In Havering-atte-Bower the middle word is pronounced ‘atty’ and Havering is pronounced the same way as the verb, despite the fable you’re about to hear.
Sometime in the mid-eleventh century Edward the Confessor had a country retreat or ‘bower’ built hereabouts, which was later augmented to become a small palace (and that part of the story is true). On one occasion, while on a visit to his bower, Edward was approached by a beggar asking for alms, to which he replied, “I have no money, but I have a ring,” which he handed over, and that is how Havering got its name. The same beggar later met some pilgrims and passed the ring to them, saying, “Give this to your king, and tell him that within six months he shall die.” And this apparently came to pass. The tale is so far-fetched that it scarcely bears repeating, yet the ring in question retains a central position on the borough’s coat of arms to this day.

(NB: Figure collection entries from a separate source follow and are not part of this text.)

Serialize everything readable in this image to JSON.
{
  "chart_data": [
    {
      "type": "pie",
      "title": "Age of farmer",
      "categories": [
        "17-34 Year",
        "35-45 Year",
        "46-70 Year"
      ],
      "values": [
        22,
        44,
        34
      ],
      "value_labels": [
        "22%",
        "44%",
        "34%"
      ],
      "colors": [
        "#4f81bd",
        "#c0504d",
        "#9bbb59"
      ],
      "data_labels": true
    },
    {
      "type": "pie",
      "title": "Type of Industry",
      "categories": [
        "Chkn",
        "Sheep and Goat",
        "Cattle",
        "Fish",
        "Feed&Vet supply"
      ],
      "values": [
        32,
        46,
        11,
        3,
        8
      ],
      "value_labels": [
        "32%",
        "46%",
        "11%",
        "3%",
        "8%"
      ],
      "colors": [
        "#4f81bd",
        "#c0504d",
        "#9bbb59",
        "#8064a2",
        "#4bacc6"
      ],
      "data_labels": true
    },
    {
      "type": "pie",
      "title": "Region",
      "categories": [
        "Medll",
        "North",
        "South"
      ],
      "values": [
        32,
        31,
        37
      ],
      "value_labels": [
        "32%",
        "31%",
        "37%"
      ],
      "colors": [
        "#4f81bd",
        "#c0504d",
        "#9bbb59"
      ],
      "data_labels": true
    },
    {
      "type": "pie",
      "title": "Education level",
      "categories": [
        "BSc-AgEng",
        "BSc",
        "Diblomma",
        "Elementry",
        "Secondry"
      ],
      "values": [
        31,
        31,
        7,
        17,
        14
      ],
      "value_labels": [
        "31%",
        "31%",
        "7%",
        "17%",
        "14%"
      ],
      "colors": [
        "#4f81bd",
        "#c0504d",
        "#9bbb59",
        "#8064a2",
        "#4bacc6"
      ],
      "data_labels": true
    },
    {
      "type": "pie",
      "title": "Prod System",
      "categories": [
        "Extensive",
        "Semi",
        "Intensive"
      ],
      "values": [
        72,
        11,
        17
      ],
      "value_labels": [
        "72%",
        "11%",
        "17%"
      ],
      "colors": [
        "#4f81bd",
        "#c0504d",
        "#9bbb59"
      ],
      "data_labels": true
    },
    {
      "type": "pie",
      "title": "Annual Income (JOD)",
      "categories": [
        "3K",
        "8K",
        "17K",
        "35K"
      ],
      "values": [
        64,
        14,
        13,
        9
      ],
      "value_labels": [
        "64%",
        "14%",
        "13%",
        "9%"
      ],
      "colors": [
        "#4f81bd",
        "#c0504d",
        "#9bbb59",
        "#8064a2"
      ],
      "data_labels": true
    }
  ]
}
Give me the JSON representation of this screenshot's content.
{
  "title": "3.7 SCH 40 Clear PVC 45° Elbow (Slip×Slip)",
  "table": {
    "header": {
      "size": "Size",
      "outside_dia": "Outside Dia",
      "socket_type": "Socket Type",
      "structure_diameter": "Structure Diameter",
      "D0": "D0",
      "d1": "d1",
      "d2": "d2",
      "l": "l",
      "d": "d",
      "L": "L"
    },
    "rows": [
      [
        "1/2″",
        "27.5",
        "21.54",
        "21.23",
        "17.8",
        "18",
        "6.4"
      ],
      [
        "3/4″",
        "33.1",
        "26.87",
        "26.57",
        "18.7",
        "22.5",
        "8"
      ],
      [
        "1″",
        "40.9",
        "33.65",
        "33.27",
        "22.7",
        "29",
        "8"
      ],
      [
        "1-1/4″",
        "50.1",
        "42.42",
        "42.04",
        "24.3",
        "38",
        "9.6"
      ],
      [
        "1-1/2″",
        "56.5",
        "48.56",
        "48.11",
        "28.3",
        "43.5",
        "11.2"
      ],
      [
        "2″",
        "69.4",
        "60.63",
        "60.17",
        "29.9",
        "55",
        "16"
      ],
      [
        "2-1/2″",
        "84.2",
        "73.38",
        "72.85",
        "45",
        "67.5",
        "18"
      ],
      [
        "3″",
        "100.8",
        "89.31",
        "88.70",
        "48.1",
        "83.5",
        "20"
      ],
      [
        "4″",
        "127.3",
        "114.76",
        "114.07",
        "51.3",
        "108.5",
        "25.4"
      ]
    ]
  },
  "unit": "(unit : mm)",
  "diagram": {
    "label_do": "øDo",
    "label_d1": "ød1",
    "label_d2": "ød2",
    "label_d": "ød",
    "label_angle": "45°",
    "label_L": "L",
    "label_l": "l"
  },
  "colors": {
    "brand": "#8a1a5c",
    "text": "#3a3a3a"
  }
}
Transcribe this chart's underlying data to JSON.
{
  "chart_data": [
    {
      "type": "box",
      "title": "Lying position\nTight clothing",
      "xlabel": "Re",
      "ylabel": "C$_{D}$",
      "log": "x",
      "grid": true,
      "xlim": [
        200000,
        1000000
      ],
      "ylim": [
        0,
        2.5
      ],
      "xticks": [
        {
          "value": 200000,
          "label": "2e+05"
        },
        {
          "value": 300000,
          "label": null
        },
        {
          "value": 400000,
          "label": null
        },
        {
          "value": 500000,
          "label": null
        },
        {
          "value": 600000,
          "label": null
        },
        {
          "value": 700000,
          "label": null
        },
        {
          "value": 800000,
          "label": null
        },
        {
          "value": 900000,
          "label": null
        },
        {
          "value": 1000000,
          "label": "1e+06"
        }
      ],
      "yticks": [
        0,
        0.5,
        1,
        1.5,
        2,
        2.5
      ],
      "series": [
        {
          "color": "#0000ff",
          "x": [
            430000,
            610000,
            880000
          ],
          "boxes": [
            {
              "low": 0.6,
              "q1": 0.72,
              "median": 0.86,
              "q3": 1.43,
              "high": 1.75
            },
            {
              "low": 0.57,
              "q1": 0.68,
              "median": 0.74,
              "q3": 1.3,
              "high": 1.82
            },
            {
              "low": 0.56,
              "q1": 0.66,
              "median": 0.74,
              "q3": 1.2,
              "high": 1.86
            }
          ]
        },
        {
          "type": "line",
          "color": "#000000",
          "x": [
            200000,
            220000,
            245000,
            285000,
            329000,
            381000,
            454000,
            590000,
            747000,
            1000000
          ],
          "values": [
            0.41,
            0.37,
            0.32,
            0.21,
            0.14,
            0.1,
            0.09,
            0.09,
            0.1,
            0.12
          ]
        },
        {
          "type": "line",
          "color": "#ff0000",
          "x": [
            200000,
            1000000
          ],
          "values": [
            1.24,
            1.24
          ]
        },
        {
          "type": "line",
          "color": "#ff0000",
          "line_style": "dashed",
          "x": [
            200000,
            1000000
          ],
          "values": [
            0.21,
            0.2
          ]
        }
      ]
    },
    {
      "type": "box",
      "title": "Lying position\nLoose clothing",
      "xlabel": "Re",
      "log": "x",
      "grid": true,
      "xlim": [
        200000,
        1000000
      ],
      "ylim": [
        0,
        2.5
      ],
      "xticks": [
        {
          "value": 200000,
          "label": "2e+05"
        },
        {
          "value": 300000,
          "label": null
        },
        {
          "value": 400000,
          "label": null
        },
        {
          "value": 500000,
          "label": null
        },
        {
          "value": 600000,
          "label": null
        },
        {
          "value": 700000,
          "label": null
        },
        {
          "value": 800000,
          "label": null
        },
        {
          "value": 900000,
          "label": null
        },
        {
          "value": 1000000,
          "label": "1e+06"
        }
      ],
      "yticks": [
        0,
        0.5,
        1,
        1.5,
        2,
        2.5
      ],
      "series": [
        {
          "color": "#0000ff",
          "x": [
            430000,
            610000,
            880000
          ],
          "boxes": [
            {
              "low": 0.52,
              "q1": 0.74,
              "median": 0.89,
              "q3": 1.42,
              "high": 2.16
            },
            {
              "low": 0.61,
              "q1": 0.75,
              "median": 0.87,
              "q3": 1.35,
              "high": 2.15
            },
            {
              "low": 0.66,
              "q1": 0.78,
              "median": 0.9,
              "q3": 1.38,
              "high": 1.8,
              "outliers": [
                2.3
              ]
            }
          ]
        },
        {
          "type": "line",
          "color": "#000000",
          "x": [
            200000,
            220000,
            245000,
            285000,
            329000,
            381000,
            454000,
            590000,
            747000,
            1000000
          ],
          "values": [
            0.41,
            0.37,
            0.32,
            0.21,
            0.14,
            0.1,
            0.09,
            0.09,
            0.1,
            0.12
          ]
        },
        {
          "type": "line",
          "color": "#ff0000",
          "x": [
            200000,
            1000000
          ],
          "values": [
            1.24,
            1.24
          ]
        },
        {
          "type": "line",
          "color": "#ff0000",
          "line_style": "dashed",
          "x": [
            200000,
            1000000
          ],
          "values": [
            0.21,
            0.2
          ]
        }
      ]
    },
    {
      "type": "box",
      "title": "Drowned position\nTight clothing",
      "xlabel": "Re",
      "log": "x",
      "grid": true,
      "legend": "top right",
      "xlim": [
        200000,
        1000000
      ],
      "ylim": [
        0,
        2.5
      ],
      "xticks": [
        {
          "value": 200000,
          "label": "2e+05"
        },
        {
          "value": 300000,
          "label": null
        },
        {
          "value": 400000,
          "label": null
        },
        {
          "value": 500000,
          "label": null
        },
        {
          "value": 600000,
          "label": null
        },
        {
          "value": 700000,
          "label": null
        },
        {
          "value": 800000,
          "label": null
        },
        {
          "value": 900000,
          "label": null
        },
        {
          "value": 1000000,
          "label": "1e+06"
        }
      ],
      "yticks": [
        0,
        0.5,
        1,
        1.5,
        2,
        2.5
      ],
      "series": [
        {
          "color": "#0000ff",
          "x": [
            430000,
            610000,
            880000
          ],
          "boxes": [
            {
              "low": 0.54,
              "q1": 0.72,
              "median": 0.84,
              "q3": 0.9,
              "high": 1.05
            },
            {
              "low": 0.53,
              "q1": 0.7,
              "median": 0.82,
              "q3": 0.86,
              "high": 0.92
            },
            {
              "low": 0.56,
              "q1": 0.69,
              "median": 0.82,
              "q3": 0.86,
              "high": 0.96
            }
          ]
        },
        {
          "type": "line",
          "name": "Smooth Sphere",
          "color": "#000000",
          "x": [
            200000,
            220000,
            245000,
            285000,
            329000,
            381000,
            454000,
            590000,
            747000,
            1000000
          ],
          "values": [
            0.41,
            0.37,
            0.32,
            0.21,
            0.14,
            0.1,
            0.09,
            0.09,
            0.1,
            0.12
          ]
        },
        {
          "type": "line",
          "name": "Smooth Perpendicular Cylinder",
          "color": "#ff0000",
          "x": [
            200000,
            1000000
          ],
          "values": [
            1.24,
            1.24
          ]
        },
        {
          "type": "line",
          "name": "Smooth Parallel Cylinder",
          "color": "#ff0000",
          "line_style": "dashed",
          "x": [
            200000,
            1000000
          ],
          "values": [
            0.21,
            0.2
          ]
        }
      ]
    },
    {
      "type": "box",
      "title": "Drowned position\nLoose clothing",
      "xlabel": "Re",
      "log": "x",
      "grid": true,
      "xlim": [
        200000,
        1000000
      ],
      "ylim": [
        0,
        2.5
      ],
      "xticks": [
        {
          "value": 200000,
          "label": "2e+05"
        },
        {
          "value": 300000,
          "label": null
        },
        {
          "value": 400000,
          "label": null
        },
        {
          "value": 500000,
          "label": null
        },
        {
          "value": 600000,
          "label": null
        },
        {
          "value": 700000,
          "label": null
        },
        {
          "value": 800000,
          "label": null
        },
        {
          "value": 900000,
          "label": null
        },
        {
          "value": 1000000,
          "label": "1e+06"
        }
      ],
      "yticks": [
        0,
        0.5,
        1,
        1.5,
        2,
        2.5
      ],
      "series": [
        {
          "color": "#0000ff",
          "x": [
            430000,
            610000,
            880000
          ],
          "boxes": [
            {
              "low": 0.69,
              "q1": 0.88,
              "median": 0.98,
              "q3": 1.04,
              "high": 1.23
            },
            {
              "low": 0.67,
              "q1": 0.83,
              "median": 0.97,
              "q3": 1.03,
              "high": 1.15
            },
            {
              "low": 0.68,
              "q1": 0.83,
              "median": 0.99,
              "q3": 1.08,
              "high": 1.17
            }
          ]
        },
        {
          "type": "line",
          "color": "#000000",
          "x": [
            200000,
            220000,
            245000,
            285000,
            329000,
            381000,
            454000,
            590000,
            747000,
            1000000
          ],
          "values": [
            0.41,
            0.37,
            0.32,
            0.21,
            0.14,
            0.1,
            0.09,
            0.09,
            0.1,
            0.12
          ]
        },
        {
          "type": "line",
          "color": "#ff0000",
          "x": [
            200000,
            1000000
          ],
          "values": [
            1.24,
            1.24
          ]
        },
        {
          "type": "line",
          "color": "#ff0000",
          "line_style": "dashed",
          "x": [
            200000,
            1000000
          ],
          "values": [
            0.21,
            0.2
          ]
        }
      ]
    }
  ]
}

In fact, the name ‘Havering’ probably derives from a landowner called Hæfer.
A succession of royal associations came to an end during the Commonwealth when the palace fell into decay and was afterwards demolished. Bower House was built nearby in 1729, incorporating some of the palace’s old stones. A private home until 1976, Bower House was thereafter used by the Ford Motor Company for management training and dealer presentations until its acquisition by the Amana Trust, an Evangelical foundation. Both the house and its stable block are grade I listed.
The Royal Liberty of Havering extended over most of the area of the present borough from 1465 to 1892. The tower on the coat of arms represents the old Palace of Havering (though it’s topped with the horns of Hornchurch).
The village is by no means unspoilt but retains sufficient historic structures to give it some character, including 18th-century weatherboarded cottages and the flint-faced church of St John the Evangelist (rebuilt in 1876–8) and there are glorious views over Essex meadowland.
The grade II* listed Round House, on Broxhill Road, is an elliptical, three-storeyed, stuccoed villa dating from 1794. (Click here for a bird’s eye view.) It should not be confused with the taller, rounder water tower to its east, which is also a pleasing structure and is shown in one of the images above. If you look carefully you can see them both in the satellite view below.
Other signficant private homes include Blue Boar Hall (built some time around 1600 and refronted in the 19th century), Rose Cottage (c.1740s) and Bower Farm Cottage (c.1840, shown above). They are all grade II listed.
Havering’s post-war expansion was constrained by green-belt designation of most of the surrounding farmland. What little development has taken place has been principally to the north, but some residents of the Hillrise estate to the south-west consider their neighbourhood to be connected with Havering-atte-Bower.
The village green has a double set of stocks and a whipping post (click for a photo). Although some sources (e.g. Wikipedia, uncited) claim this is the original suite of punishment furniture, Historic England says it was “renewed in facsimile in 1966” – but nevertheless awards it a grade II listing.